Покачал головой господин Черпаков.
— Нет. Восстановиться — полдела. А расплатиться? Просчитывал я этот вариантик. Невсерьез, но просчитывал. А если совсем честно, позарез тогда нужен
был мне верный человек. Ну чтоб не вор. И чтоб полностью под рукой... К тому же
не учитываете одного фактика в моей биографии: сколько я в судах-то отсидел,
каких человечков насмотрелся. Еще тот опыт! А имея в виду и возраст Андрюхин...
Надлом уже был. Хорохорился мужик, да только у меня глаз — что ватерпас, просек
я колебание ватерлинии. Признаюсь, поднажал. Растолковал. Что дармовые бабки
только раз в жизни могут в обрыв свалиться. У Бога один план про человека. А
сатана фокус придумывает по проверке на вшивость. С иностранцами общаюсь, потому
последнее время к русскому человеку интерес чувствую. И подметил, что проверку
на вшивость русский человек, как правило, не выдерживает. Надламывается. Так что
особой проблемы, чтобы из Андрюхи своего человека сделать... Не было ее. Проблемы.
Но можете вернуться, потолковать — увидите, я для него — благодетель. И поколебать не сможете. И хотите знать, почему? За этим «почему» самый главный
для вас сюрприз. Деньги копит Андрюха. Как этот, ну, из классики...
— Гобсек?
— Вот! Джинсуха на нем, заметили? Как на корове седло. Купил на распродаже корейскую подделку — дешевка. И так во всем. А на что копит? На домик у моря!
Один он теперь, как братец его придурок когда-то. Жена с сестрой в монастырь
отшаркали. Был на освящении храма, видел. Монашки не монашки — не поймешь.
Головы в платках, глаза в землю, спины горбами. Подошел к жене Андрюхиной. Зря.
И узнать не захотела. Так что нет для Андрюхи Рудакина больше родины. С
отвратом. Как и брат покойный...
Подпустив холоду в голос, я сказал, в глаза олигарховы глядючи:
— А все-таки не судьба Рудакина поломала, а вы. Не прав?
Пожал плечами, усмехнулся криво.
— Может, и так. Только и так можно сказать, что я ведь тоже в данном случае для него — момент судьбы.

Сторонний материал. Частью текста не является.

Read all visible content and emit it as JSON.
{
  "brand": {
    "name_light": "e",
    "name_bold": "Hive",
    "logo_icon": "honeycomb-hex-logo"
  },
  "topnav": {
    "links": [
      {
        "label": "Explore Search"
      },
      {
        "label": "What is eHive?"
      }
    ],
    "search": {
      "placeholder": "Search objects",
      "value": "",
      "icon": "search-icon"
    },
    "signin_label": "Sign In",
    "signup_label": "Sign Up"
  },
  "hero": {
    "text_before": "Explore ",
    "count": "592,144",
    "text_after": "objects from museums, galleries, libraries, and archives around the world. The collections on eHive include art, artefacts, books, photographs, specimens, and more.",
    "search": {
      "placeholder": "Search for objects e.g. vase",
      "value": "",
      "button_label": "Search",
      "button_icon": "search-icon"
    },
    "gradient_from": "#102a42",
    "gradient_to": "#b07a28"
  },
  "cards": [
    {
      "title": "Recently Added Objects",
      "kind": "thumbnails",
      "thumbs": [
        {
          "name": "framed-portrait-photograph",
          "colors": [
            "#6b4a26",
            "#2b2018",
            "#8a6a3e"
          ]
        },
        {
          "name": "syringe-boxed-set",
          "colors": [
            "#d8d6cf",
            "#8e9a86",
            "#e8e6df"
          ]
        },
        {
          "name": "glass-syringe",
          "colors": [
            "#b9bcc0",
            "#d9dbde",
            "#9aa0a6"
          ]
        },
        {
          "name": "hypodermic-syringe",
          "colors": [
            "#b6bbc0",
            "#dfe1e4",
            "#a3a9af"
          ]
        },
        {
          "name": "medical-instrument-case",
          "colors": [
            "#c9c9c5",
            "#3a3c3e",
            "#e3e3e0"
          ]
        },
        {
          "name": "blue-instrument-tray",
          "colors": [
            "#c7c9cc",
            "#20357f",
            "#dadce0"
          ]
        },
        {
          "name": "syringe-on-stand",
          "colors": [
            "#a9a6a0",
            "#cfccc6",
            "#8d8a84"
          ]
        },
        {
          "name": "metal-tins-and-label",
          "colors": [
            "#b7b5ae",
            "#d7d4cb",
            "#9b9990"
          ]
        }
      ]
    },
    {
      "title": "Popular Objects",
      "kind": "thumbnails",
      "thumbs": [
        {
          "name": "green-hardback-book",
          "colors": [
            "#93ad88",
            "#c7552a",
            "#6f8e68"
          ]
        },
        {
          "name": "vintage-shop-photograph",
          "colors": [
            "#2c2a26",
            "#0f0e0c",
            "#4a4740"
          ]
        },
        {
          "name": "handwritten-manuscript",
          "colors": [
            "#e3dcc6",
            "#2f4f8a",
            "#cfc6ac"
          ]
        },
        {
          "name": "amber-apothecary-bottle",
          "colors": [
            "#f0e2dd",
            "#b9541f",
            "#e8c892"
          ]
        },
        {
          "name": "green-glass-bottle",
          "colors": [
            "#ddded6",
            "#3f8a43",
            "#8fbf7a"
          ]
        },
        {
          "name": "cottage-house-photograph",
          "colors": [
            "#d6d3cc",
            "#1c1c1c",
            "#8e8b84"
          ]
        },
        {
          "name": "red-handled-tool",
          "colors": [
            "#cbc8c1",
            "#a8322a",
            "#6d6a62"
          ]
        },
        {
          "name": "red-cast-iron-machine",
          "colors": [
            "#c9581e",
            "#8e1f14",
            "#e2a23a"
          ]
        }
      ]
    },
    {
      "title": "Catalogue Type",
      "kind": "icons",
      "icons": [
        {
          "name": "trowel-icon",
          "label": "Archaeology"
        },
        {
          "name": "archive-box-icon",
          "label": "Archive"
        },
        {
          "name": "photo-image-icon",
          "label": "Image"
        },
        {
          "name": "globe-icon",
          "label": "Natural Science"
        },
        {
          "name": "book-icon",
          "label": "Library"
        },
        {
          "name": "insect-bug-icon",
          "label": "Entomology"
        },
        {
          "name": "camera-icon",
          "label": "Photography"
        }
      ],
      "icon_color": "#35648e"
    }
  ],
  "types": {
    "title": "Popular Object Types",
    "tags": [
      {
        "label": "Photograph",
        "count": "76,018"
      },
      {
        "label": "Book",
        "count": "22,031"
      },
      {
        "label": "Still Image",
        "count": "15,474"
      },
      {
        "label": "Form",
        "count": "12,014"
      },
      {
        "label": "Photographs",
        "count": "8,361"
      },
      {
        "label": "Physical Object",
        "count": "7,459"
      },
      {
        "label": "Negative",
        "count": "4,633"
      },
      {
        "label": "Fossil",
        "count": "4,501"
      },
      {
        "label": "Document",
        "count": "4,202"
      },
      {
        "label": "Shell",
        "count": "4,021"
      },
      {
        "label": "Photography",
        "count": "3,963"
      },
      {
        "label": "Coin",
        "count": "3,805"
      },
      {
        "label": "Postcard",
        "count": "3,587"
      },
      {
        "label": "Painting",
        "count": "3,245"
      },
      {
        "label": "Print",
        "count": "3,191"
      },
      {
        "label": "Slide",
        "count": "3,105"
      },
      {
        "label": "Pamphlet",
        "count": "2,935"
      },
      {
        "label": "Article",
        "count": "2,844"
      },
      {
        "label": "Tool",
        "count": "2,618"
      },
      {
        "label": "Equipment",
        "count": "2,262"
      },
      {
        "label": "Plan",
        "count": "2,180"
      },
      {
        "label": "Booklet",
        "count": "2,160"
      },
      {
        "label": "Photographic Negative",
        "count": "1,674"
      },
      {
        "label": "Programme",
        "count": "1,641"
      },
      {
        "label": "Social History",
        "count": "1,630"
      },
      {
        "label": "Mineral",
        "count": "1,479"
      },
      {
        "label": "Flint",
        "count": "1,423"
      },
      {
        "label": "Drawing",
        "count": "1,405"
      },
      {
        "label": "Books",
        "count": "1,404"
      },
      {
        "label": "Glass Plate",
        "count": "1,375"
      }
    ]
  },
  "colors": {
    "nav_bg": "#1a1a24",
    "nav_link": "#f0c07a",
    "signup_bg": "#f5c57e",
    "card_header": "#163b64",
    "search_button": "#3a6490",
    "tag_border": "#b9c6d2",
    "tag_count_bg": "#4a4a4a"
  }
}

Щедро расплатился с официантом за нас обоих. Изъявил желание подбросить меня до моей «Нивы», припаркованной у редакции. В машине он звонил по сотовому — не общались. Рукопожались равнодушно. Я ему явно надоел.
В деревню Шипулино я въехал засветло. Дождевая хмурь, что все эти дни грязным тряпьем свисала с неба, рассосалась ли, улетучилась, и спицы-протыки солнца,
приседающего за сосновым бором, приятно покалывали глаза. Остановил машину
напротив бывшего дома-хозяйства семьи Рудакиных. Подошел ближе. Ни одного
человечьего следа — так все же почему не растащили по жердочкам и кирпичикам?
Местные, допустим, по суеверию, что, мол, не пойдет на пользу. Ну а приезжие,
дачники — им-то в чем тормоз? И всякие другие... Полстраны растащили, а
рудакинские развалины не тронуты. Даже если б думали, что хозяин вернется, — и
это не помеха.
Растащат, решил. Рано или поздно растащат. Потому что противоестественно
добру пропадать. Просто пауза...
Вечерняя тишина в деревне особенная. Когда безветрие. Впрочем, если прислушаться... Вот собака пролаяла, и чудом выживший петух проорал... А где-то
музыка... Точнее, след от музыки.
А под этот ритм вдруг вспомнилось контрабандой занырнувшее в память:
...а поезд чух-чух-чух,
огни мерцали,
огни мерцали,
когда поезд уходил...
Ну да! И чей же это поезд ушел, чухчухая и мерцая огнями? В слова просятся пессимистически-философские суждения-обобщения. Но я ж не совсем зря прожил
жизнь, я знаю позорную тайну пессимизма: он родной брат отчаяния и двоюродный —
равнодушия. Порядочному человеку не следует общаться с носителем дурных генов.
Взглядом оттолкнувшись от позаросшего пожарища, впервые за все дни пребывания в деревне вижу за рудакинскими задами воду-озерцо-пруд. Конечно, если яму
выкопать, то в этих местах она непременно заполнится водой. Только я вижу и
другое: два, нет, вон еще один — рыбаки на бережке. Значит, какая-то рыбица
завелась... Говорят, будто бы птицы разносят. Сперва бычок появляется, а потом,
глядишь, и карась. Так что завтра утром я хоть на часок, да присяду на Рудакинском пруду и первого же пойманного бычка короную в золотую рыбку, которая душой готова к чудодействию, а не чудит только потому, что никто не знает толком, чего хочет.